The Importance of Nutrition in Children
As a mother, I am constantly thinking about the importance of nutrition in children and what my children are eating. I try to cut out refined sugars, white flours and add an abundance of fresh fruits and vegetables. Recently, I was searching online on the subject of importance of nutrition in children with the hopes of finding a nice guideline to post on my refrigerator. As luck would have it, I found some great information focusing on nutrition in children from the American Heart Association that I found extremely helpful.
Because proper nutrition in children is important to their mental and physical development, it is important as parents to make sure we’re doing all that we can to fuel our children’s bodies with healthy food. Read below for important recommendations to consider in promoting cardiovascular health and proper nutrition in children.
The importance of nutrition in children starts at infancy. Consider these tips below:
• Breastfeeding is the most nutritional food for newborns hands-down! The World Health Organization recommends breastfeeding for a minimum of 2 years while the American Academy of Pediatrics encourages mothers to nurse a minimum of 12 months. At about 4–6 months of age, start adding other foods full of nutrients but do not stop breastfeeding until at least 12 months of age to ensure sufficient micronutrients in the diet.
• At 6 months of age consider adding no more than 4–6 oz of juice a day, but make sure it’s juice and not “sugared water”. Juice should only be served from a cup and never from a bottle.
• Don't “force feed” infants and toddlers if they aren’t hungry. Children are actually able to regulate their food well so if they’re not hungry, don’t push the issue.
• Introduce a variety of healthy foods and continue to do so even if they refuse.
• Make sure the foods you introduce are nutritionally sound and not full of empty calories.
Healthy nutrition in children and proper eating patterns for families are as follows:
• Avoid over-feeding your kids. A one-year-old should consume 900 calories a day. A 14-18 year old girl should consume 1,800 a day and a 14–18-year-old boy should consume 2200 a day.
• Dairy foods should be low fat and fat-free. Children ages 1-8 require two cups of milk each day while children ages 9–18 require three cups.
• Replace white breads and refined cereals with whole grain and high fiber breads and cereals. For a one year old, the recommended grain intake is 2oz. a day. For a 14-18 year old boy, that intake jumps to 7 oz. a day.
• Make sure the food your family consumes is low in saturated fat, trans-fat, cholesterol, sodium, and extra sugars.

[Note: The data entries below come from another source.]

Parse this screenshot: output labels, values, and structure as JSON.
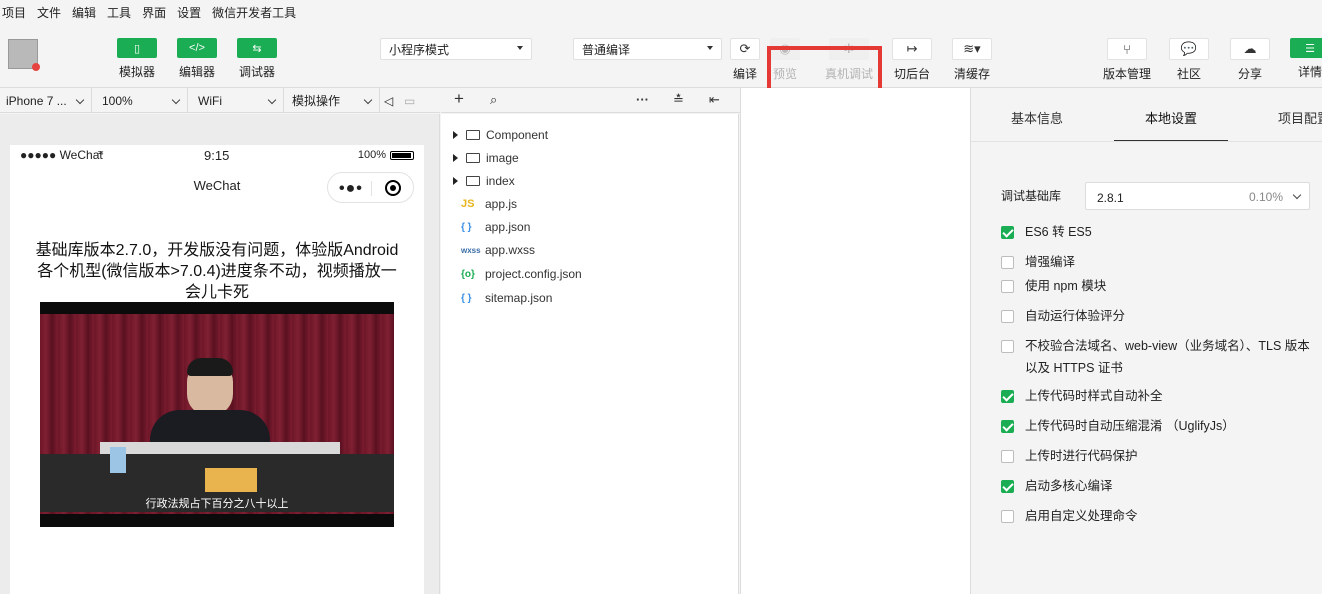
{
  "menubar": [
    "项目",
    "文件",
    "编辑",
    "工具",
    "界面",
    "设置",
    "微信开发者工具"
  ],
  "toolbar": {
    "simulator": "模拟器",
    "editor": "编辑器",
    "debugger": "调试器",
    "mode": "小程序模式",
    "compile_mode": "普通编译",
    "compile": "编译",
    "preview": "预览",
    "remote_debug": "真机调试",
    "background": "切后台",
    "clear_cache": "清缓存",
    "version": "版本管理",
    "community": "社区",
    "share": "分享",
    "details": "详情"
  },
  "simbar": {
    "device": "iPhone 7 ...",
    "zoom": "100%",
    "network": "WiFi",
    "operation": "模拟操作"
  },
  "phone": {
    "carrier": "●●●●● WeChat",
    "time": "9:15",
    "battery": "100%",
    "nav_title": "WeChat",
    "body_text": "基础库版本2.7.0，开发版没有问题，体验版Android各个机型(微信版本>7.0.4)进度条不动，视频播放一会儿卡死",
    "video_subtitle": "行政法规占下百分之八十以上"
  },
  "files": [
    {
      "type": "folder",
      "name": "Component"
    },
    {
      "type": "folder",
      "name": "image"
    },
    {
      "type": "folder",
      "name": "index"
    },
    {
      "type": "js",
      "icon": "JS",
      "name": "app.js"
    },
    {
      "type": "json",
      "icon": "{ }",
      "name": "app.json"
    },
    {
      "type": "wxss",
      "icon": "wxss",
      "name": "app.wxss"
    },
    {
      "type": "config",
      "icon": "{o}",
      "name": "project.config.json"
    },
    {
      "type": "json",
      "icon": "{ }",
      "name": "sitemap.json"
    }
  ],
  "panel": {
    "tabs": [
      "基本信息",
      "本地设置",
      "项目配置"
    ],
    "lib_label": "调试基础库",
    "lib_version": "2.8.1",
    "lib_percent": "0.10%",
    "options": [
      {
        "label": "ES6 转 ES5",
        "checked": true
      },
      {
        "label": "增强编译",
        "checked": false
      },
      {
        "label": "使用 npm 模块",
        "checked": false
      },
      {
        "label": "自动运行体验评分",
        "checked": false
      },
      {
        "label": "不校验合法域名、web-view（业务域名）、TLS 版本以及 HTTPS 证书",
        "checked": false
      },
      {
        "label": "上传代码时样式自动补全",
        "checked": true
      },
      {
        "label": "上传代码时自动压缩混淆 （UglifyJs）",
        "checked": true
      },
      {
        "label": "上传时进行代码保护",
        "checked": false
      },
      {
        "label": "启动多核心编译",
        "checked": true
      },
      {
        "label": "启用自定义处理命令",
        "checked": false
      }
    ]
  },
  "colors": {
    "accent": "#1aad53",
    "highlight": "#e53935"
  }
}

• Focus on providing a variety of fruits and vegetables each day. Ensure that each meal contains at least one fruit or vegetable. Children between the ages of one and three should consumes at least one cup a day of fruit and ¾ cup of vegetables a day while a 14-18 year old boy should consume at least two cups of fruit and three cups of vegetables a day.
• Offer a variety of food that includes carbohydrates, protein and other important nutrients in order to encourage proper nutrition in children.
• For children ages 2 to 3 years old: work to keep the total fat intake between 30 to 35 percent of calories per day. For children and adolescents age 4 to 18 years: 25 to 35 percent of calories per day with most fats coming from polyunsaturated and monounsaturated fatty acids such as fish, nuts and vegetable oils.
• Make sure your child’s diet includes enough calories to maintain a healthy weight for the height and build of your child.
• Encourage activity in your child for at least 60 minutes a day.
• Serve fish regularly and fried fish doesn’t count!